When God created Adam, Genesis 2 says He “breathed into his nostrils the breath of life.” That’s when Adam became a living being. We translate it “breath” from the original Hebrew, but what the word really indicates is the spirit of life.
God wasn’t breathing oxygen into Adam’s nostrils, but the Holy Spirit.
Adam and Eve had a Spirit-filled relationship—exactly as God intended—until they sinned. That’s when the Spirit of God departed. Immediately their marriage fell, and three chapters later the world was full of violence and immorality. We need the Holy Spirit in our lives in order to sustain a healthy marriage.
You’ve heard countless stories of people who found themselves attracted to each other and got married, but then life happened. Stress and illness and pregnancy and financial problems happened.
And the terrific person they thought would love them forever suddenly says, “I don’t love you anymore” and leaves. Both went into marriage with high hopes, but they encountered failure. Why? Because people don’t have love.
The idea that people naturally have love in their hearts is a humanistic concept. But the truth is that we can’t love without God. When Adam and Eve sinned, love left when God left. They turned on each other.
1 John 4:7-8 describes it this way: “Beloved, let us love one another, for love is of God; and everyone who loves is born of God and knows God. He who does not love does not know God, for God is love.”
As human beings, we do not have the capacity to love.
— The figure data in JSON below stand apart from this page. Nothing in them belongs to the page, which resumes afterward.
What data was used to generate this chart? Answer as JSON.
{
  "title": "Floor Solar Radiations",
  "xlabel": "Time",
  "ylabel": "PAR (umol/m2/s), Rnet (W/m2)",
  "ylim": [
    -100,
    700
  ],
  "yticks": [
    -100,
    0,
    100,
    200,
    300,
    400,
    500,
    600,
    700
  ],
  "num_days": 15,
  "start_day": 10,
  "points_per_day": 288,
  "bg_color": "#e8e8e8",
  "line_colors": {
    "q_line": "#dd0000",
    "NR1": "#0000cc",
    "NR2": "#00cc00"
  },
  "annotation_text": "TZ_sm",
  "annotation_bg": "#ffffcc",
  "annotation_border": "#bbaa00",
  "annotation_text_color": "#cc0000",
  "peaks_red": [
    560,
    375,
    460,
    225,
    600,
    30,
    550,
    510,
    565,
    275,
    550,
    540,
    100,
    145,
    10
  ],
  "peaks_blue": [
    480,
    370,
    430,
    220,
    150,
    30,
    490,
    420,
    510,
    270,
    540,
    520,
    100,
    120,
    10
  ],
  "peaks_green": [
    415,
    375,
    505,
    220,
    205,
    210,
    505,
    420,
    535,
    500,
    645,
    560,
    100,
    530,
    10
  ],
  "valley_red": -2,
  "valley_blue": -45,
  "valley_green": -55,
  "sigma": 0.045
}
We are only able to love each other because, first of all, we are loved by God.
So when you’re looking for a person who will love you, what you’re really looking for is a person full of God. But if you think that a person without God can love you, you’re deceived. You’re setting yourself up for failure.
Galatians chapter 5 is a famous passage about the “fruit of the Spirit.” What Paul is really describing in this passage are the standards of God’s personality. In other words, this is how God acts.
The first part of the passage says “The fruit of the Spirit is love.” When God gives us the Holy Spirit, He fills us with love. The more dependent I am on the Holy Spirit, the more I admit my inability to love on my own and the fact that I need God. When I do this, I’m on track to a healthy, successful marriage.
When God breathes His Spirit into your relationship, it is prepared for success.
So when we are attracted to someone, and we start wondering whether our potential marriage will succeed, we shouldn’t be asking, “Is this person going to love me? Am I going to be disappointed?”
What we really should be asking is, “Has this person accepted Jesus Christ as Lord of their life? Does this person walk in a way dependent on the Spirit?”
When you marry a person who honors Christ and honors the Holy Spirit, you’re ready to be loved. When you don’t, you’re going to be disappointed. You’ll get your heart broken.
That may sound like bad news, but here’s the good news: The Holy Spirit is free. He will impart love to us at any point in our lives—no matter what we’ve done wrong, no matter how many times we’ve failed, no matter what kind of a person we are.
God wants to come into our lives, and when He does, it changes everything. If you’re not married yet, the Holy Spirit can prepare you for success. If you’re already married and you’ve failed, He can fix you. He can heal you.
The Holy Spirit is a gift, and all you have to do is ask Him to fill you and fill your marriage. When He does, your marriage will be filled with love.